It’s here again. A season that seems to occasionally fill in for the lost summers, summers often too hot to go outside, too hot to be able to breathe, and simply passed by and arriving at your door stop in another form. Fall and the C word, cornucopia.
a symbol of plenty consisting of a goat’s horn overflowing with flowers, fruit, and corn.
I picture the cutouts that are sold among many decorations people could buy and often wondered, where exactly do I see a cornucopia outside of the stacks of decorations I would see as a child in stores when the Fall season hit? The last few weeks have certainly been a blur, and often, I find myself just – momentarily blinded from the onslaught of event after event, and yet, this blog has always served as a reason to go back, process, and process again.
The cornucopia of events on September 19th were pretty astounding and worth appreciating when it involved what happened at WHS. Knowing as a media specialist librarian I want to represent more than shelved books, the Dewey Decimal System, and improvements in literacy that simply remain in a certain area, I am blessed to be surrounded by individuals that believe in that vision as well, There are always naysayers, there are always those that ride the wave of summer and simply ride the days in and out, yet never get deep enough to see the creativity and possibility of depth.
September 19th brought, as a different presentation than the Twin Poets who came last year, who were amazing last year, The Mayhem Poets, who I had never heard of. Yet, The Freeman Foundation did promise to bring an act that would be inspiring and a GREAT introduction to what can be achieved with the mix – a cornucopia if you will, of literacy, creativity, production, as well as expression.
In the course of preparing for this event, I realized, AGAIN, what separates the teacher from the educator is the willingness to turn so much over to students and let education become a cornucopia of experience for all. Throughout my whole teaching career, I have always seen those content enough to put time in at the bell, end at the bell, and da dum. Done. Those are some good teachers as well, but the educators are those that can make that time between those bells seem like endless possibilities, instill dreams in those that encounter these educators, and the educators that work behind the scenes to create something that seems like a production day in and day out.
I am lucky enough to see educators at WHS that pull countless hours behind the scenes to pull of what at first seems like a one day assembly, and what really is the start fo something that can inspire, instill, and insist in more positive change in literacy, creativity, and possibility. From theatre production, technical arrangement, logistics of performances, time spent arranging performers to motivate students to participate in such an underestimated program like Poetry Out Loud,
that show off amazing students that will go the extra mile to capture insight into experiences, both on audio and video, there is so much that can be packed into one event, SO MUCH, as long as you have an individual that can sense this before an event.
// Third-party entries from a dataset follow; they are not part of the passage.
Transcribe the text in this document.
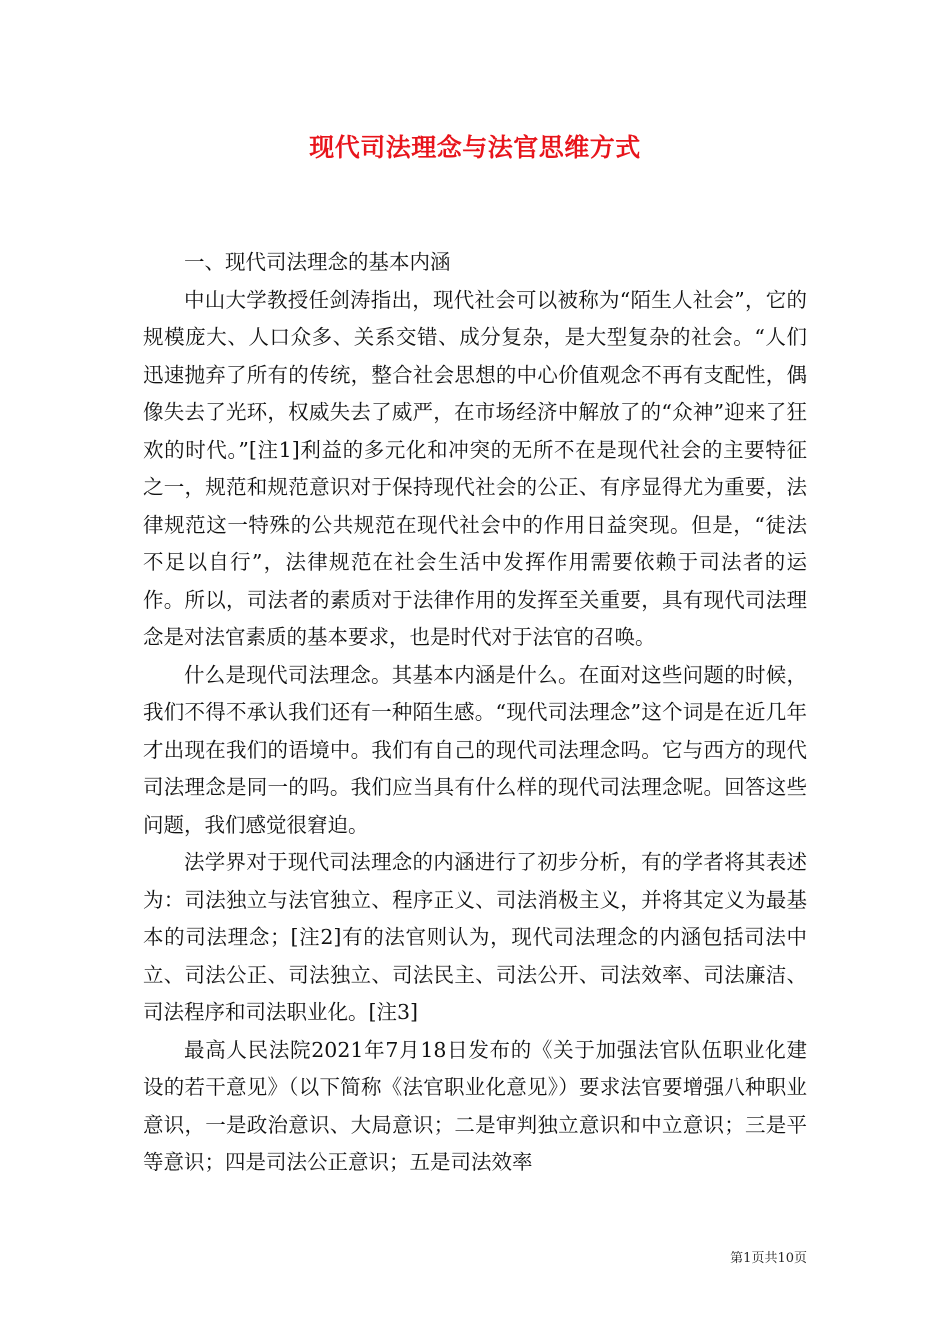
现代司法理念与法官思维方式

一、现代司法理念的基本内涵

中山大学教授任剑涛指出，现代社会可以被称为“陌生人社会”，它的规模庞大、人口众多、关系交错、成分复杂，是大型复杂的社会。“人们迅速抛弃了所有的传统，整合社会思想的中心价值观念不再有支配性，偶像失去了光环，权威失去了威严，在市场经济中解放了的“众神”迎来了狂欢的时代。”[注1]利益的多元化和冲突的无所不在是现代社会的主要特征之一，规范和规范意识对于保持现代社会的公正、有序显得尤为重要，法律规范这一特殊的公共规范在现代社会中的作用日益突现。但是，“徒法不足以自行”，法律规范在社会生活中发挥作用需要依赖于司法者的运作。所以，司法者的素质对于法律作用的发挥至关重要，具有现代司法理念是对法官素质的基本要求，也是时代对于法官的召唤。

什么是现代司法理念。其基本内涵是什么。在面对这些问题的时候，我们不得不承认我们还有一种陌生感。“现代司法理念”这个词是在近几年才出现在我们的语境中。我们有自己的现代司法理念吗。它与西方的现代司法理念是同一的吗。我们应当具有什么样的现代司法理念呢。回答这些问题，我们感觉很窘迫。

法学界对于现代司法理念的内涵进行了初步分析，有的学者将其表述为：司法独立与法官独立、程序正义、司法消极主义，并将其定义为最基本的司法理念；[注2]有的法官则认为，现代司法理念的内涵包括司法中立、司法公正、司法独立、司法民主、司法公开、司法效率、司法廉洁、司法程序和司法职业化。[注3]

最高人民法院2021年7月18日发布的《关于加强法官队伍职业化建设的若干意见》（以下简称《法官职业化意见》）要求法官要增强八种职业意识，一是政治意识、大局意识；二是审判独立意识和中立意识；三是平等意识；四是司法公正意识；五是司法效率

第1页共10页
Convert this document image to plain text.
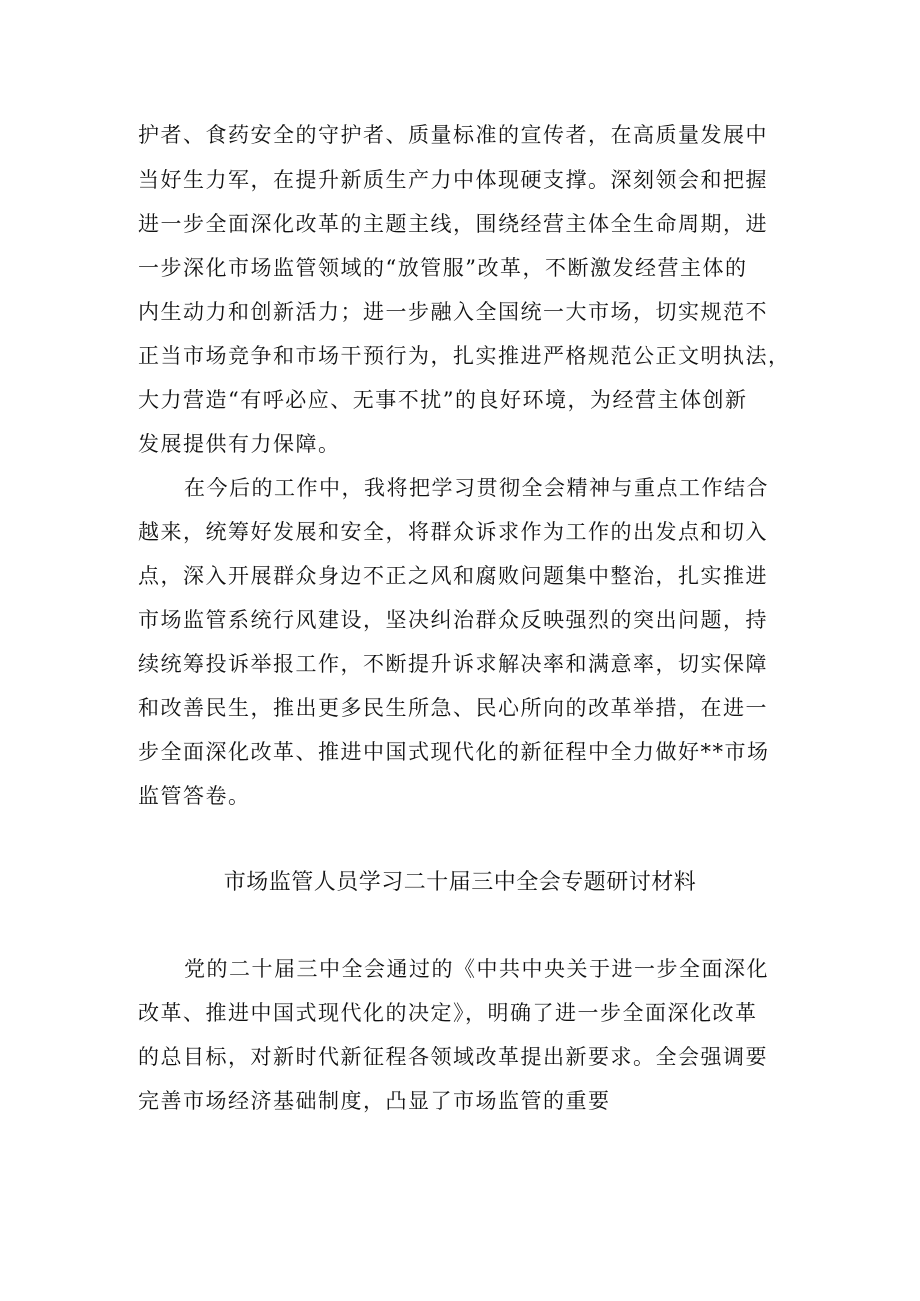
护者、食药安全的守护者、质量标准的宣传者，在高质量发展中
当好生力军，在提升新质生产力中体现硬支撑。深刻领会和把握
进一步全面深化改革的主题主线，围绕经营主体全生命周期，进
一步深化市场监管领域的“放管服”改革，不断激发经营主体的
内生动力和创新活力；进一步融入全国统一大市场，切实规范不
正当市场竞争和市场干预行为，扎实推进严格规范公正文明执法，
大力营造“有呼必应、无事不扰”的良好环境，为经营主体创新
发展提供有力保障。
在今后的工作中，我将把学习贯彻全会精神与重点工作结合
越来，统筹好发展和安全，将群众诉求作为工作的出发点和切入
点，深入开展群众身边不正之风和腐败问题集中整治，扎实推进
市场监管系统行风建设，坚决纠治群众反映强烈的突出问题，持
续统筹投诉举报工作，不断提升诉求解决率和满意率，切实保障
和改善民生，推出更多民生所急、民心所向的改革举措，在进一
步全面深化改革、推进中国式现代化的新征程中全力做好**市场
监管答卷。
市场监管人员学习二十届三中全会专题研讨材料
党的二十届三中全会通过的《中共中央关于进一步全面深化
改革、推进中国式现代化的决定》，明确了进一步全面深化改革
的总目标，对新时代新征程各领域改革提出新要求。全会强调要
完善市场经济基础制度，凸显了市场监管的重要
September 19th might have looked like simply an assembly to show what could be with a program like Poetry Out Loud with some very talented performers like The Mayhem Poets. Look a little closer – you will see a cornucopia of talent that you will hear, see, and process once you see the student led video, and student led interviews from this one single event. Not that is one season I am ready to dive into. Stay tuned for the interview and video that leads you from one event such as The Mayhem Poets, to the possibility of Poetry Out Loud – through the delivery and promotion of an emerging literary arts magazine, The Riff, at Woodbridge High School – who said literacy had to be a boring component of education?
With the announcement that Repentino. 2017-2018, (and wow, looking back to 2014
and the huge steps that were made to get to a level where art is expected)
(check out 8:57 time marker on the above video)
has won the Gold Crown from CSPA as well as more accolades to come, it is a lesson taught that pushing what is possible, as far as you can, is the responsibility of everyone to achieve the very best – in the future of students and the present of educators and education itself. Without this cornucopia of tools used and pulled out on a daily basis, the day and educational year can be pretty bland, imagine what it can be like for students! Students carry the dreams of what can be and what is not yet, and education truly needs to be continued to be recognized for rising above anything that is considered a standard, and it is up to the cornucopia of talents melded together to make that happen – educators, parents, students, legislators, and so many more, to make that happen.